January 15th, 2021
Meet the Data Scientist who just cannot stop winning on Kaggle.RSS Share Category: Kaggle
By: Parul Pandey
In conversation with Philipp Singer: A Data Scientist, Kaggle Double Grandmaster, and a Ph.D. in Computer Science.
In this series of interviews, I present the stories of established Data Scientists and Kaggle Grandmasters at H2O.ai, who share their journey, inspirations, and accomplishments. These interviews are intended to motivate and encourage others who want to understand what it takes to be a Kaggle Grandmaster.
In this interview, I shall be sharing my interaction with Philipp Singer, better known as Psi in Kaggle world. He is a Kaggle Double Grandmaster and a Senior Data Scientist at H2O.ai. Philipp obtained his Ph.D. in computer science with honors at the Technical University of Graz, where he also finished his Master’s studies in Software Development and Business Management.
Philipp has several accomplishments, including multiple winning and top placements on Kaggle and several scientific honors, such as the best paper award at the renowned World Wide Web Conference. He is currently ranked 3rd globally in the Kaggle competitions tier, which is both pretty impressive and inspiring at the same time.

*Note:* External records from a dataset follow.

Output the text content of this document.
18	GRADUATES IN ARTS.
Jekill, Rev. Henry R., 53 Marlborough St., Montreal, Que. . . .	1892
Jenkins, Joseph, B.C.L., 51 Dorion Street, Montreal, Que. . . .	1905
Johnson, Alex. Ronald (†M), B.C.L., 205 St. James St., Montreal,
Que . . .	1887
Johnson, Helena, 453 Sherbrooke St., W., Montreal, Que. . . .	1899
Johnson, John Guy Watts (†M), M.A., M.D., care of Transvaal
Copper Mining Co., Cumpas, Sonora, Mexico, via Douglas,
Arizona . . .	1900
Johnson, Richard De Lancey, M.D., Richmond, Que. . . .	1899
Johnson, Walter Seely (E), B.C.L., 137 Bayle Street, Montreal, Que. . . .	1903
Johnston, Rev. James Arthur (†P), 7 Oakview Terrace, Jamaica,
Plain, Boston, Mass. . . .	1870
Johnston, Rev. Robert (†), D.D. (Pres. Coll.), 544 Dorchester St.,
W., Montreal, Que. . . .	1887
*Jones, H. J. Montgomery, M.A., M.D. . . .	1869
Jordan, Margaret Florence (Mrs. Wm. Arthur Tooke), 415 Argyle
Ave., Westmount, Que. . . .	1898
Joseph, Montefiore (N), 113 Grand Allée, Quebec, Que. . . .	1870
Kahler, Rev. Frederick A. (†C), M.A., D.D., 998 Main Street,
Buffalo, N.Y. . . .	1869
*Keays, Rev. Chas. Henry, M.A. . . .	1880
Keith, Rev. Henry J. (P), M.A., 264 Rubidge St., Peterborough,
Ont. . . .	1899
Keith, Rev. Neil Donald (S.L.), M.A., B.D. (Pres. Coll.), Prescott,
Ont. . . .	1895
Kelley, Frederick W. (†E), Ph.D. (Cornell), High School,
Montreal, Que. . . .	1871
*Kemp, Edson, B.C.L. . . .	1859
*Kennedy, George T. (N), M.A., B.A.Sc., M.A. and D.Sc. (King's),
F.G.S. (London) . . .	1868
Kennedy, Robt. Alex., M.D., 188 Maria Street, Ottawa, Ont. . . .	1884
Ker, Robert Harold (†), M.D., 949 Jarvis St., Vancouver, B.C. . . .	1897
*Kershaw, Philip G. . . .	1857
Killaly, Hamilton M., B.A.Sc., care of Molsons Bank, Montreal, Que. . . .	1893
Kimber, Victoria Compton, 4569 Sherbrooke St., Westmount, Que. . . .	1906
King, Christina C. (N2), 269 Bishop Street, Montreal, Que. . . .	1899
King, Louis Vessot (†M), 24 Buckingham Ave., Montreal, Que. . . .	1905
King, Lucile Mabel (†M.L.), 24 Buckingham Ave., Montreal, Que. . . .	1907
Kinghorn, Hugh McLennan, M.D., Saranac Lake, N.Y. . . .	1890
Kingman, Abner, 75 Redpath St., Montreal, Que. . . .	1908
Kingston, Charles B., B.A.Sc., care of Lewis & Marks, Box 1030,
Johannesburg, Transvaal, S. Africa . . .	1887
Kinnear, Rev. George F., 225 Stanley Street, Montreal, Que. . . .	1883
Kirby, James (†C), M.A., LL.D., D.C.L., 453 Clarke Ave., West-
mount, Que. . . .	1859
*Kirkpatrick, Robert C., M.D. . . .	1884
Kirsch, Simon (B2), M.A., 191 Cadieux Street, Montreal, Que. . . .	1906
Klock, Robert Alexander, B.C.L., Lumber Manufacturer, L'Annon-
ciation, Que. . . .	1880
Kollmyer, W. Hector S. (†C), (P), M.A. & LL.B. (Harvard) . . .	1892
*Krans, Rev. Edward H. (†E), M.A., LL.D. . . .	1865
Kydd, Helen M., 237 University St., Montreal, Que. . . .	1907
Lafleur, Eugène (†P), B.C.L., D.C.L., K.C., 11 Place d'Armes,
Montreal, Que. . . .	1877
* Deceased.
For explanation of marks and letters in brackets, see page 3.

One of Philipp’s most notable achievements has been winning the NFL’s second annual Big Data Bowl competition by teaming together with a fellow H2O.ai Data Scientist –Dmitry Gordeev. More than 2,000 data scientists from all over the world competed on Kaggle to predict rushing play outcomes. Philipp Singer and Dmitry Gordeev captured the top prize of $50,000 with their approach.
In this interview, we shall know more about his academic background, his passion for Kaggle, and his work as a Data Scientist. Here is an excerpt from my conversation with Philipp:
- You have a Ph.D. in Computer Science. Why did you opt for Data Science as a career rather than sticking to academia’s research side?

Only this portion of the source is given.